Avukatın, müvekkilinin sırrını saklama yükümlülüğü üçüncü kişiler yanında mahkemelere, savcılıklara ve idari birimlere karşı da geçerlidir. Avukatlık meslek sırrı, avukatın mesleğini icra ederken öğrendiği, herkes tarafından bilinmeyen, açıklanması halinde vekil edenin maddi ya da manevi zarara uğrayacağı, üçüncü kişilerden gizlenen özel yaşama dair bilgilerdir. Avukatın mesleği ile bağlantılı olarak öğrendiği, vekil edene ait özel ilişkileri, sağlık bilgileri, mali durumu, kişisel bilgileri gibi gerektiğinde bulunduğu yer ya da adresi de sır kapsamına dahildir. Avukata yüklenen sır saklama yükümlülüğü, vekil edenin adli/idari merciler karşısında daha etkin, yerinde ve etraflıca iddiada bulunması veya savunma yapması ile doğrudan bağlantılıdır. Avukatın meslek sırrını koruması ise uluslararası antlaşmalar ve Anayasamızda güvence altına alınan özel yaşamın gizliliğinin sonucu olmanın yanında yerine getirilen kamu hizmetinin içeriği ve niteliği ile de ilgilidir.

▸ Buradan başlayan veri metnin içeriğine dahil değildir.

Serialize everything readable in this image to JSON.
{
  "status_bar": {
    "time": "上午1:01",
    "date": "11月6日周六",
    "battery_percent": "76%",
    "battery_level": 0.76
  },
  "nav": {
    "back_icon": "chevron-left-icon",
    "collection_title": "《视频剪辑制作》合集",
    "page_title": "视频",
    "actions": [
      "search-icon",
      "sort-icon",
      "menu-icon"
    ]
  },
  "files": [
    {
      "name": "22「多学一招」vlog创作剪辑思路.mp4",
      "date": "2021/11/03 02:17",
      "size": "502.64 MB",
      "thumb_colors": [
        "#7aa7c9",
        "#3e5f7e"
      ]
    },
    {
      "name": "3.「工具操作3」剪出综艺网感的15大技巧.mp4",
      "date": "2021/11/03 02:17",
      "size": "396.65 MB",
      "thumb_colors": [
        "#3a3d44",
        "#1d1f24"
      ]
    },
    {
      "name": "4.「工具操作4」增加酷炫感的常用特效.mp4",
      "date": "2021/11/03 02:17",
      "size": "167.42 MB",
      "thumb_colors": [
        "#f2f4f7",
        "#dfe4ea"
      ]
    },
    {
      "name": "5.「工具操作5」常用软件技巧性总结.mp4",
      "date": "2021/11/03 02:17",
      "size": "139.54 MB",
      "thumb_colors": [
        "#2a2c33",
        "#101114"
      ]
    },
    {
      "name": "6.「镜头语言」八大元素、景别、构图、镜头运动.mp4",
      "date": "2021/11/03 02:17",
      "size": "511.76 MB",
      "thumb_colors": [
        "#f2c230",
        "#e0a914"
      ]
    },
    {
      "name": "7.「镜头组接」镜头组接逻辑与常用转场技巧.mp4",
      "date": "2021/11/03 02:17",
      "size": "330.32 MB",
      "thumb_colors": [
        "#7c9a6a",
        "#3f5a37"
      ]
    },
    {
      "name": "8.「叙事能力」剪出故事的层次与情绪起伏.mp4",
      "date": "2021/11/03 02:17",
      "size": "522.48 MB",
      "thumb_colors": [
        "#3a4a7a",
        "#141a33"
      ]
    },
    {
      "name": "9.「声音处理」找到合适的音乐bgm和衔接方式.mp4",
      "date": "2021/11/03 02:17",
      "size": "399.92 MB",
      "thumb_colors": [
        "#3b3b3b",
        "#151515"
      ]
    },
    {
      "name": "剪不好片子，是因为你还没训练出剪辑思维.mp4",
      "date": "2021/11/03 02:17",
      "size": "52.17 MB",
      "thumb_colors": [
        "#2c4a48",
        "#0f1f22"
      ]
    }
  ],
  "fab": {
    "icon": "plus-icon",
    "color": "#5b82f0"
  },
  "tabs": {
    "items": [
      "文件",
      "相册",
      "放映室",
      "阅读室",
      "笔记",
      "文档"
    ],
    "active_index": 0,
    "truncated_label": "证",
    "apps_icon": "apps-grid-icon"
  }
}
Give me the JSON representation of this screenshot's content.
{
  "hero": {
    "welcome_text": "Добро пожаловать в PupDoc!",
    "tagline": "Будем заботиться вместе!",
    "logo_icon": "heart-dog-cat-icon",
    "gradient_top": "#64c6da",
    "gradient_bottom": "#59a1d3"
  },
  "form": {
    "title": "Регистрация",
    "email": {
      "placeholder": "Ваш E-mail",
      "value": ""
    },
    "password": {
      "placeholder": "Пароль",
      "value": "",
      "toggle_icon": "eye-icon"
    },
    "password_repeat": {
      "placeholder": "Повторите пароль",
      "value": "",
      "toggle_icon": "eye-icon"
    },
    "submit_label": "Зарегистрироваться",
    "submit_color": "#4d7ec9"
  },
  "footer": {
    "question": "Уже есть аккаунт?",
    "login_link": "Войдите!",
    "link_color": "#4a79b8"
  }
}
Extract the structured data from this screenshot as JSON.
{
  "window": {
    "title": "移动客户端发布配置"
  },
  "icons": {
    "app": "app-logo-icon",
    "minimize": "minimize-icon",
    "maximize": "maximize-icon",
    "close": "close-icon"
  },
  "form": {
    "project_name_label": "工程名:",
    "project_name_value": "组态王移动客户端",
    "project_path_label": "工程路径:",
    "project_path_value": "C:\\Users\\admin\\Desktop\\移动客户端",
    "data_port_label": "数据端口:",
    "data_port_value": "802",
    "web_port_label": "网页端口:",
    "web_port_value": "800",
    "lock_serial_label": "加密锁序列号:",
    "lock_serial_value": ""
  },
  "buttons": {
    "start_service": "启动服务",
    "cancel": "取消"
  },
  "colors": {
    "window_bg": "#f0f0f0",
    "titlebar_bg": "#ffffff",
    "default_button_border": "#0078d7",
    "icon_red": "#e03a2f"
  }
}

Sanığın özgür iradesiyle seçeceği bir avukatın yardımından yararlanmasını öngören Avrupa İnsan Hakları Sözleşmesi’nin 6/3-c, Anayasamızın iddia, savunma ve adil yargılanma hakkını öngören 36, 1136 sayılı Avukatlık Kanunu’nun dürüstlük ve güven ilkelerini öngören 34 ve avukatın sır saklama yükümlülüğünü düzenleyen 36. maddelerindeki düzenlemeler dikkate alındığında sanık avukatın, hakkında yakalama kararı bulunan vekil edenin yerini adli mercilere bildirmemesinin sır saklama yükümlülüğü ile bağlantılı olarak TCK’nın 24/1. maddesi anlamında kanunun hükmünü (görevini) yerine getirme hukuka uygunluk nedeni olarak değerlendirilerek CMK’nın 223/2-d maddesi gereğince anılan suçun oluşmayacağının kabul edilmesi, ancak müvekkilinin infaz yönteminin değiştirilmesi amacıyla gerçeğe aykırı iddiaya dayanarak ve müvekkili hakkında daha önce benzer gerekçeyle Aybastı Asliye Hukuk Mahkemesi’nin 1970/129 esas, 1970/66 sayılı kararı ile doğum yılının 1936 olarak düzeltilmiş olmasına karşın, bu kez de gerçekte 1931 doğumlu olduğundan bahisle dava açması ve Aybastı’da açılan davanın reddedilmesine karşın ikinci kez Perşembe Asliye Hukuk Mahkemesi’nde de açtığı davanın da haklı nedene dayanmadığı gerekçesiyle reddedildiği gözetilerek sanığın Avukatlık Kanunu’nun 34. maddesi uyarınca görevini doğruluk ve onur içinde yerine getirmek yükümlülüğüne aykırı davrandığı anlaşılmakla birlikte, TCY’nin 257/1. maddesindeki; kamu zararına neden olma, kişilere haksız kazanç sağlama biçimindeki objektif cezalandırma şartlarının var olup olmadığının somut olaya özgü olarak tartışılarak sonucuna göre karar verilmesi gerekirken, eksik inceleme ve yetersiz gerekçeyle Yasa’nın 284/1, 3. maddesiyle hükümlülük kararı verilmesi,

Yasaya aykırı ve sanık Osman müdafiinin temyiz nedenleri ile değişik gerekçeyle tebllğnamedeki düşünce yerinde görüldüğünden (HÜKMÜN BOZULMASINA), yargılamanın bozma öncesi aşamadan başlayarak sürdürülüp sonuçlandırılmak üzere dosyanın esas/hüküm mahkemesine gönderilmesine, 14.11.2011 tarihinde oybirliğiyle karar verildi.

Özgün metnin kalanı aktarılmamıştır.